That said, what if you don't see how to start? First and foremost, you should not consider cheating or trying to fool your math professor. Aside from the obvious point of dishonesty, trying to fool a math professor with a bogus answer is unlikely to work, and cheating is likely to have serious repercussions, ranging from getting a much worse grade than you would have if you had honestly tried, up to to academic suspension or worse. Every math professor was once a student, and we are familiar with the techniques students use to cheat, having learned them they same way current students do.

Further, answers listed without work are not worth many points, since the point of a math problem is not getting the actual answer but showing that you understand the method of getting the answer. When two people who sit together turn in the same incorrect work, it is hard to avoid drawing the conclusion that cheating is going on, and this both a disappointing and angering situation for an instructor to be in. Academic dishonesty is a serious matter, and if you are caught cheating there are serious consequences, which can include expulsion. In any case, cheating yourself out of the education that you are paying for does not make sense.

OK, so suppose you don't know how to start a problem. What should you do? First, don't leave the problem blank, because that guarantees that you get no credit for it. Write something down, but not just anything; read the problem carefully and write out as clearly as you can what the problem is asking for. That is, rephrase the problem in your own words. Very often, in the course of explaining what the problem is looking for, you will see how to use the information you've been given to answer the question.

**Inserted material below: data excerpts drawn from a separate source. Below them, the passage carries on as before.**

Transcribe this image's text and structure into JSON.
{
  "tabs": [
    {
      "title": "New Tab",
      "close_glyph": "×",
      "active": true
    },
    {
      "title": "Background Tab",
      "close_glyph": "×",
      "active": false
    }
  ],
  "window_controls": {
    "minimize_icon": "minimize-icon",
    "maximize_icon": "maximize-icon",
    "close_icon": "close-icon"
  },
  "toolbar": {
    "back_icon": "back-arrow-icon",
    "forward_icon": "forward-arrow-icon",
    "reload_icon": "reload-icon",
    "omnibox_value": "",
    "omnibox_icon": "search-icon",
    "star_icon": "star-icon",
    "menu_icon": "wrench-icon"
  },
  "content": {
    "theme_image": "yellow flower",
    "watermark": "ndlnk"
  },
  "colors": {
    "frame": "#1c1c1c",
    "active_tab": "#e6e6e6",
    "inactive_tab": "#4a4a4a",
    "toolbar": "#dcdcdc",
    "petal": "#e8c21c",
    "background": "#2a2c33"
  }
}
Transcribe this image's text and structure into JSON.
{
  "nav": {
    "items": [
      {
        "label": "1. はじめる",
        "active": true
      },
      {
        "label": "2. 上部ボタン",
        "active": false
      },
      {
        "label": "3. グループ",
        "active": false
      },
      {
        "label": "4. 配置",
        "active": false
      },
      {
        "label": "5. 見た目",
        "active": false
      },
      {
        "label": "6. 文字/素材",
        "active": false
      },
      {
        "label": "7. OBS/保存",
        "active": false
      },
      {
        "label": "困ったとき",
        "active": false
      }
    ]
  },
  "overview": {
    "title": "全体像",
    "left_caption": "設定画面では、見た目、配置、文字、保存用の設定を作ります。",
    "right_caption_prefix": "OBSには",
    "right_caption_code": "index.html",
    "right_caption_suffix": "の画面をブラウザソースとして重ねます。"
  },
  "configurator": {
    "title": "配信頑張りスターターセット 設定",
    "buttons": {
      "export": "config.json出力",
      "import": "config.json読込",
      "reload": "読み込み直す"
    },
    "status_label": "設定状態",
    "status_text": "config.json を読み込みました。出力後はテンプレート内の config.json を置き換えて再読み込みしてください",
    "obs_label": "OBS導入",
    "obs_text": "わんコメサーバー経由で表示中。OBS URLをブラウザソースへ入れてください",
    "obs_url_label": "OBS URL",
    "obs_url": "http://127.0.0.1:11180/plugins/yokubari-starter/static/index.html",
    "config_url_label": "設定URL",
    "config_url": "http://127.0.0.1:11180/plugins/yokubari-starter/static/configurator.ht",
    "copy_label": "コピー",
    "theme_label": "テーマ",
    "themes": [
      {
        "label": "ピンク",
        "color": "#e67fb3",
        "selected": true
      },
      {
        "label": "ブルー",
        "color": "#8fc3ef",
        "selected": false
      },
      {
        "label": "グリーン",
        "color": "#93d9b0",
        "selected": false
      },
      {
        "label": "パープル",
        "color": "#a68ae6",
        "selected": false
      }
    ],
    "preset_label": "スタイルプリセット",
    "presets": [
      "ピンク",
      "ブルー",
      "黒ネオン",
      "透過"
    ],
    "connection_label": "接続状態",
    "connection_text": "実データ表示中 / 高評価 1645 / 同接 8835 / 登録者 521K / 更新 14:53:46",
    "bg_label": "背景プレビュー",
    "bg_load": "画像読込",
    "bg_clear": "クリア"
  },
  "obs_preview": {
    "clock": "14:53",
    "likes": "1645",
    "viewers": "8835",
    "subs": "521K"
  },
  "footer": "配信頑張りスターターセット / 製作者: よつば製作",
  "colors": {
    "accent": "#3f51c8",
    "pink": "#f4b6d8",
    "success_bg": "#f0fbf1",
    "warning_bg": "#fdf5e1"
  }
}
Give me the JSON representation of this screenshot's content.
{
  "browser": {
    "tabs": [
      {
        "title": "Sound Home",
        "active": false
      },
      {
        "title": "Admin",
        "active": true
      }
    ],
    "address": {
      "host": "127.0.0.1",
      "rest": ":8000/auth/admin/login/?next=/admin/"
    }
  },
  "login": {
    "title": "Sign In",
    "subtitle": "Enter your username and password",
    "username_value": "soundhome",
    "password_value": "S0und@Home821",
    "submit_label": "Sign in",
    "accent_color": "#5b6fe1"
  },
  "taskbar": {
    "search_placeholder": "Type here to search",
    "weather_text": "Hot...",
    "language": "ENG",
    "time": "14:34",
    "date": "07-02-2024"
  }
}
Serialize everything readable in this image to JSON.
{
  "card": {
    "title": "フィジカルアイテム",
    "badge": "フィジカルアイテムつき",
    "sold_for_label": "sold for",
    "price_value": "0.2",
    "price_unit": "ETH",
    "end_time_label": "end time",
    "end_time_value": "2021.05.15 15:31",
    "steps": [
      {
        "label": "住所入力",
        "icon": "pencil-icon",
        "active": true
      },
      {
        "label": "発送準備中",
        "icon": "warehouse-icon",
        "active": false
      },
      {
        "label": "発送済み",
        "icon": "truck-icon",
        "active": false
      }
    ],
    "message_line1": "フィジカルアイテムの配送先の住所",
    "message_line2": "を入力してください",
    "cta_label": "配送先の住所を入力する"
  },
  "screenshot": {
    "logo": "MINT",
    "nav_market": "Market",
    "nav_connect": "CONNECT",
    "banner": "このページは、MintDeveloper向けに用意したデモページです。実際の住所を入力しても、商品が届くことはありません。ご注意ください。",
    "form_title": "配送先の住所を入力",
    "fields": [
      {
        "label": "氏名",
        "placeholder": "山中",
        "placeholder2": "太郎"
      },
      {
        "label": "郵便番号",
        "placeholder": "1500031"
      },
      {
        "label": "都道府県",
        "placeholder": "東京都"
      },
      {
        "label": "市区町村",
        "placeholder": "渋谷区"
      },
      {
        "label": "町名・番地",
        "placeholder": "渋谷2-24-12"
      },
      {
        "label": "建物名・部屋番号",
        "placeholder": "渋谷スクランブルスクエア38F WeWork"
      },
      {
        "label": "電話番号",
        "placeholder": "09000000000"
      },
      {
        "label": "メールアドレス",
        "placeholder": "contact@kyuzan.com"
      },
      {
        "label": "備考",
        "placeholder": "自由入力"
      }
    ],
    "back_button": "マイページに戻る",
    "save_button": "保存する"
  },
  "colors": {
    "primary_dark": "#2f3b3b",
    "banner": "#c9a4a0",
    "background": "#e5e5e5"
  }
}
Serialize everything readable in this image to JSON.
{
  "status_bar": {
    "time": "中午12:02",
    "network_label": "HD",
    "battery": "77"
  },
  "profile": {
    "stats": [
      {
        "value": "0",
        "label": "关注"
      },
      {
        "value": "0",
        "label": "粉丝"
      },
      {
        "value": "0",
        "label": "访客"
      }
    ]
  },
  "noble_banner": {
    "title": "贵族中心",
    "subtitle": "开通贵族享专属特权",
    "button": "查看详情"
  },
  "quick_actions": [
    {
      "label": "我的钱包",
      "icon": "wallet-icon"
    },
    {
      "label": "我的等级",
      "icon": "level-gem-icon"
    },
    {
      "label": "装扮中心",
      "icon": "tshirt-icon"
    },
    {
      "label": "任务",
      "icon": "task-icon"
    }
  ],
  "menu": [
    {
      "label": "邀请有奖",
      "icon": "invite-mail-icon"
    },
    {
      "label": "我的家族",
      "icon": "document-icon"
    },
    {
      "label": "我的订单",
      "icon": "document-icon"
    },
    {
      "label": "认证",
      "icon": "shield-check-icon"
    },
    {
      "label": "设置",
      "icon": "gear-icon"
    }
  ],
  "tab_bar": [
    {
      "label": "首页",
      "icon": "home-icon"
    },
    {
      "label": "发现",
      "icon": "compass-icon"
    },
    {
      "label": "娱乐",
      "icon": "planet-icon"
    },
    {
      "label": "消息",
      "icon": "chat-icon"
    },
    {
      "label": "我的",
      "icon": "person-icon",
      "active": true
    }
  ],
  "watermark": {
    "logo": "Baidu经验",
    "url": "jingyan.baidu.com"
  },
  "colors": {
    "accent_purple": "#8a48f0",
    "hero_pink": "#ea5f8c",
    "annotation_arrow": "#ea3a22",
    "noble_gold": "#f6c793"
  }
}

If you still don't see how to proceed, write down something that's true. Start by summarizing what you know. Read the problem again and see if there's anything more you can say based on what the problem says. If you're still stuck, then move on to the next problem and come back when you've completed the problems you know how to do. There's no shame in admitting to not seeing how to proceed, and such an admission is far less insulting to your instructor than trying to fake an answer or cheating. Further, a correct beginning to a problem is worth more partial credit than a "complete" but bogus answer.

Common Algebra Mistakes

• forgetting to distribute
• distributing an exponent
• canceling terms instead of factors
• misunderstanding fractions
• misunderstanding negative and fractional exponents

Common Calculus Mistakes

• forgetting to use the product, quotient and chain rules
• attempting to distribute or cancel trig functions or logarithms
• forgetting to add C when solving indefinite integrals
• misusing notation, e.g. leaving off the "dx" in an integral or forgetting to remove the integral symbol after integrating
• using the old limit values with the new variable after substitution in a definite intgeral
• fogetting to change the differential when substituting
• confusing sequences with series